Grilled mushrooms: Wipe with a cloth wrung out in water with a little lemon juice added. Brush with oil or melted butter and place under a preheated grill (broiler), skin side uppermost. Cook for about 2 minutes, turn and brush again with butter or oil, and cook for another 2 minutes. Sprinkle with chopped parsley and serve with grilled steak, chops, bacon or tomatoes, or on toast.

Cooked in liquid: Mushrooms become heavy if cooked too long in liquid, so add to stews or casseroles towards the end of cooking time. Sliced or small whole mushrooms may be simmered for a few minutes in a little acidulated water to make them firm and white before adding to delicate sauces or using as a garnish.

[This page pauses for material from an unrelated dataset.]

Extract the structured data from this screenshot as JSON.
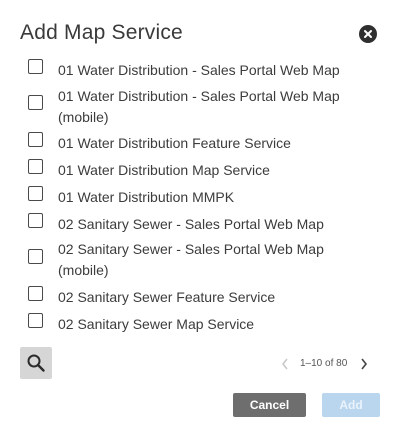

Duxelles: A concentrated mushroom paste that will keep well in the refrigerator – a good way of using up mushrooms that might not keep, or leftover stems and peelings.

Ways to use duxelles:

Add a spoonful to soups, stews and other dishes when a mushroom flavour is wanted.

Mix with sour cream for an omelette filling or with a Béchamel Sauce to stuff crêpes.

Mix with a little cream and put some into each ramekin in which you are baking eggs.

Mix with cooked rice or buttered breadcrumbs and chopped herbs to stuff meat.

Mix 125 g duxelles with 90 g softened cream cheese and enough cream to make it spreadable. Spoon into baked tartlet shells, sprinkle with grated parmesan cheese and bake in a preheated moderate oven for 5 minutes.

Put a teaspoonful of duxelles into the middle of hamburgers.